Conozco tu humor y tu mente.
Shaman’s blues
Jim Morrison
El número 17 de la rué de Beautreillis es un edificio característico de la zona, el Marais, donde se mantiene el tono confortable y burgués de una cierta clase de parisino. Desde la calle, la casa apenas si tenía ningún relieve especial. Sin embargo, allí, en la madrugada del 3 de julio de 1971, había muerto Jim Morrison.
Jim y Pamela también vivían en un hotel, en la rué des Beaux-Arts, un establecimiento elegante y discreto, idóneo para mantenerse en el anonimato.
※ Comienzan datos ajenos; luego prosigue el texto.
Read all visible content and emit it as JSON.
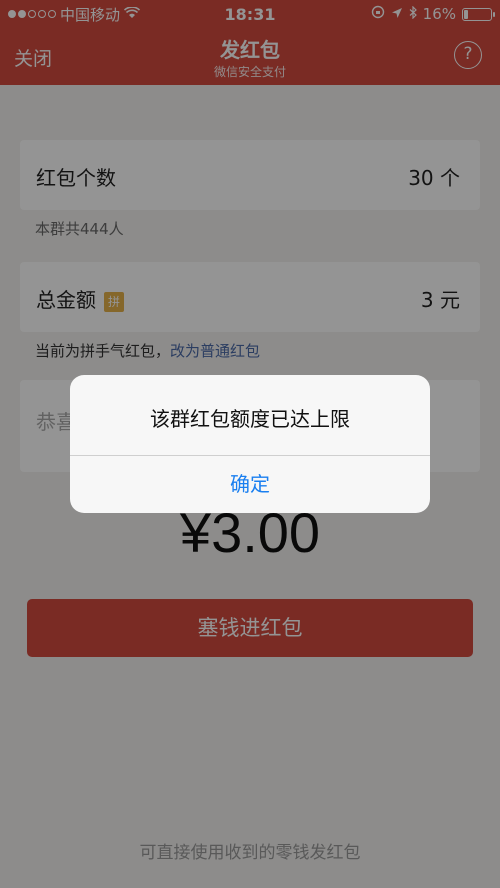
{
  "status_bar": {
    "carrier": "中国移动",
    "time": "18:31",
    "battery": "16%",
    "battery_level": 0.16
  },
  "nav": {
    "close_label": "关闭",
    "title": "发红包",
    "subtitle": "微信安全支付",
    "help_label": "?"
  },
  "form": {
    "count": {
      "label": "红包个数",
      "value": "30 个"
    },
    "group_members": "本群共444人",
    "total": {
      "label": "总金额",
      "badge": "拼",
      "value": "3 元"
    },
    "mode_hint": "当前为拼手气红包，",
    "switch_link": "改为普通红包",
    "greeting": "恭喜"
  },
  "amount_display": "¥3.00",
  "submit_label": "塞钱进红包",
  "footer_hint": "可直接使用收到的零钱发红包",
  "dialog": {
    "message": "该群红包额度已达上限",
    "confirm_label": "确定"
  },
  "colors": {
    "brand_red": "#d24a3e",
    "link_blue": "#1a7ff0",
    "badge_gold": "#e5b14a"
  }
}
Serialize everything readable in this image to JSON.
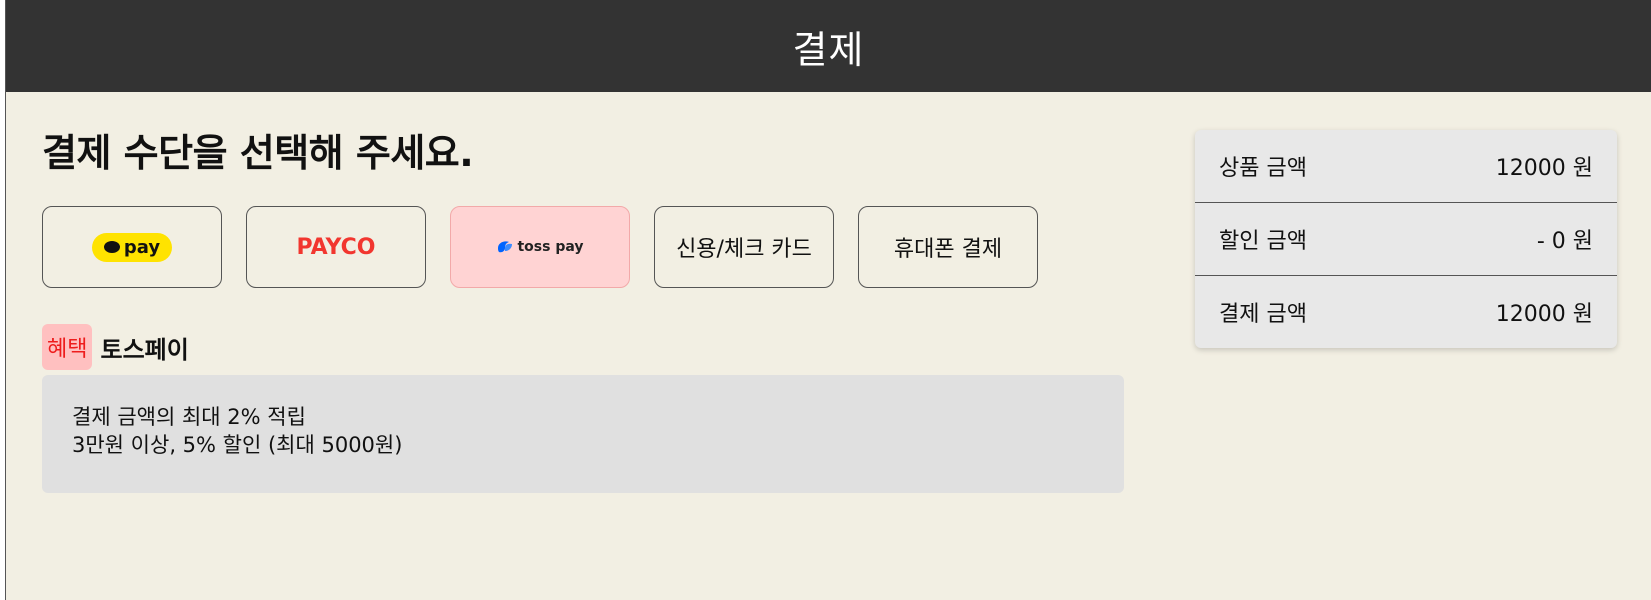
{
  "header": {
    "title": "결제"
  },
  "main": {
    "heading": "결제 수단을 선택해 주세요.",
    "methods": [
      {
        "label": "pay",
        "icon": "kakaopay-logo"
      },
      {
        "label": "PAYCO",
        "icon": "payco-logo"
      },
      {
        "label": "toss pay",
        "icon": "tosspay-logo",
        "selected": true
      },
      {
        "label": "신용/체크 카드"
      },
      {
        "label": "휴대폰 결제"
      }
    ],
    "benefit": {
      "badge": "혜택",
      "title": "토스페이",
      "lines": [
        "결제 금액의 최대 2% 적립",
        "3만원 이상, 5% 할인 (최대 5000원)"
      ]
    }
  },
  "summary": {
    "rows": [
      {
        "label": "상품 금액",
        "value": "12000 원"
      },
      {
        "label": "할인 금액",
        "value": "- 0 원"
      },
      {
        "label": "결제 금액",
        "value": "12000 원"
      }
    ]
  },
  "colors": {
    "header_bg": "#333333",
    "page_bg": "#f2efe3",
    "selected_bg": "#ffd3d3",
    "payco_red": "#f2362f",
    "kakao_yellow": "#ffe300",
    "benefit_badge_text": "#ee1c1c"
  }
}
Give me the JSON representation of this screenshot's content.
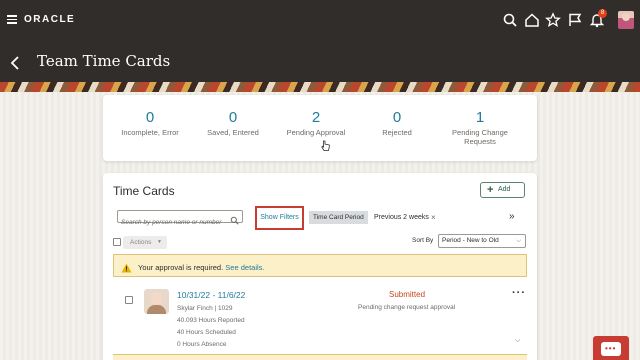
{
  "topbar": {
    "brand": "ORACLE",
    "notification_count": "8",
    "icons": [
      "menu-icon",
      "search-icon",
      "home-icon",
      "star-icon",
      "flag-icon",
      "bell-icon",
      "user-avatar"
    ]
  },
  "header": {
    "title": "Team Time Cards"
  },
  "summary": {
    "metrics": [
      {
        "value": "0",
        "label": "Incomplete, Error"
      },
      {
        "value": "0",
        "label": "Saved, Entered"
      },
      {
        "value": "2",
        "label": "Pending Approval"
      },
      {
        "value": "0",
        "label": "Rejected"
      },
      {
        "value": "1",
        "label": "Pending Change Requests"
      }
    ]
  },
  "timecards": {
    "title": "Time Cards",
    "add_label": "Add",
    "search_placeholder": "Search by person name or number",
    "show_filters": "Show Filters",
    "filter_chip": "Time Card Period",
    "filter_value": "Previous 2 weeks",
    "filter_remove": "×",
    "more": "»",
    "actions_label": "Actions",
    "sort_label": "Sort By",
    "sort_value": "Period - New to Old",
    "alert_text": "Your approval is required.",
    "alert_link": "See details.",
    "rows": [
      {
        "period": "10/31/22 - 11/6/22",
        "person": "Skylar Finch | 1029",
        "reported": "40.093 Hours Reported",
        "scheduled": "40 Hours Scheduled",
        "absence": "0 Hours Absence",
        "status": "Submitted",
        "substatus": "Pending change request approval"
      }
    ]
  },
  "colors": {
    "topbar": "#312d2a",
    "link": "#227c9d",
    "status": "#c7471a",
    "highlight_border": "#c73d33",
    "alert_bg": "#fbf0c8"
  }
}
Lo hacían cuando el apartamento de Beautreillis lo ocupaba su dueño. En junio de 1971 volvieron a él, y allí se cerró el último acto de una vida presidida por la rebeldía tanto como por el desorden, los excesos, la bebida y el destino inapelable que la marcó.
Aunque ahora, y debido a Martin Driscoll, todo aquello volviese a estar en el alero.
La portera era demasiado joven para ser la que fue testigo de la muerte de Jim Morrison. Sam y Adaia se detuvieron ante ella sin saber qué decir. Afortunadamente para él, la mujer no dio muestras de reconocerle.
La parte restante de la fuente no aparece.